- AP Photo/Eugene Hoshiko
VIVAnews--Keiji Nagashima setengah memicingkan mata. Dia menatap tajam kehijauan lahan miliknya, di Prefektur Ibaraki, Jepang. Keningnya berkerut. Selepas mata memandang, ada 180 ribu batang bayam siap panen di lahan itu. Tapi, semuanya kini terancam musnah.
Ledakan PLTN Fukushima Daiichi, akibat gempa dan tsunami 11 Maret lalu, menjadi awal mimpi buruk. Zat radioaktif keluar bersamaan ledakan itu menyebar di udara, mengalir bersama air, menyusup ke tanah, dan menempel di tetumbuhan.
Zat radioaktif itu mendarat di Ibaraki, sekitar 100 kilometer dari PLTN. Zat itu mencemari puluhan hektar lahan pertanian, pemasok utama bayam di Tokyo. Uji sampel menunjukkan, bayam terkontaminasi zat radioaktif melebihi ambang batas aman yang disyaratkan untuk bahan pangan.
Di lahan Nagasima, radioaktif itu juga menyebar. Lelaki itu harus tunduk pada kebijakan darurat pemerintah. Dia tak boleh mengedarkan bayam. Hasil bumi di lahannya itu dilarang untuk konsumsi. " Akhir semua ini adalah membiarkan bayam-bayam itu layu. Lalu menguburnya," ujarnya.
Meski akan mendapat ganti rugi dari pemerintah, ia khawatir usahanya mati. Ia takut masyarakat berhenti mengkonsumsi bayam dalam waktu lama. "Saya sungguh tak dapat hidup tanpa bayam," kata Nagasima. Dia mewarisi lahan itu dari ayahnya. Sejak itu, seperempat abad sudah dia menjadi petani bayam.
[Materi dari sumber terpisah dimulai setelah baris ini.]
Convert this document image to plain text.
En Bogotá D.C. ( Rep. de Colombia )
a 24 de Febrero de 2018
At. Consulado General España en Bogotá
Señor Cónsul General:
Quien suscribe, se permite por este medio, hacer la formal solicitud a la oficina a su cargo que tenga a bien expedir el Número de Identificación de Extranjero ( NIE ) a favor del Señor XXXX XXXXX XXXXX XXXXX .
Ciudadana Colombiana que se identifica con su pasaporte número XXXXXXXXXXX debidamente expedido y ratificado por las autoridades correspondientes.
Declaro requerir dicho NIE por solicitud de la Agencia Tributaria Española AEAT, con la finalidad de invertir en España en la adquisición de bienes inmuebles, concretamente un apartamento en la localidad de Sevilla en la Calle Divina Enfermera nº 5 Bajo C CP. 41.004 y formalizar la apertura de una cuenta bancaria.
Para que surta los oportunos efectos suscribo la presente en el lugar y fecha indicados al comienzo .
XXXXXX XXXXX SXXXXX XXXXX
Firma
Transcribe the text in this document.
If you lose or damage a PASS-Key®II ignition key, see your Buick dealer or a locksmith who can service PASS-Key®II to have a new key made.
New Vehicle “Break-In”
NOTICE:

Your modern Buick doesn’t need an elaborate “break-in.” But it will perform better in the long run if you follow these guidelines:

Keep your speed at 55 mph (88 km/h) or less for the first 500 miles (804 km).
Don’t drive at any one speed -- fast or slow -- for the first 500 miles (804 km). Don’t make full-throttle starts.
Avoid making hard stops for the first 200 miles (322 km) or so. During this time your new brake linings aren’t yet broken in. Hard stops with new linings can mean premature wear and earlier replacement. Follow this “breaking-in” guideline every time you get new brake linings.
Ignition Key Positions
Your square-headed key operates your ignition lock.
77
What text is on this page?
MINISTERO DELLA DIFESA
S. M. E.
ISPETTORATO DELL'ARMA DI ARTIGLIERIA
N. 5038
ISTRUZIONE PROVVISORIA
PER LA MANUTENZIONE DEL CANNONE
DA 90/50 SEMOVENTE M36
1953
Kekalutan serupa merayap di wajah Tadayoshi Tsugeno, petani bayam di Nihonmatsu, Fukushima. Ia sungguh tak rela memusnahkan tanaman mitsuba yang tumbuh sejak sembilan bulan lalu. Mitsuba adalah tanaman herbal cukup mahal, biasa digunakan untuk taburan makanan di Jepang.
"Sekarang, seharusnya kami menikmati hasil panen. Tapi kami diminta segera memusnahkannya. Saya tak tahu bagaimana menutup biaya tanam jika tak bisa menjualnya. Ini sungguh cobaan berat," kata pria 59 tahun itu.
Demikian pula Satoru Abe, petani buah pir di Fukhusima yang khawatir tak bisa menjual hasil panen Agustus nanti. "Semua petani, saya rasa sedang cemas."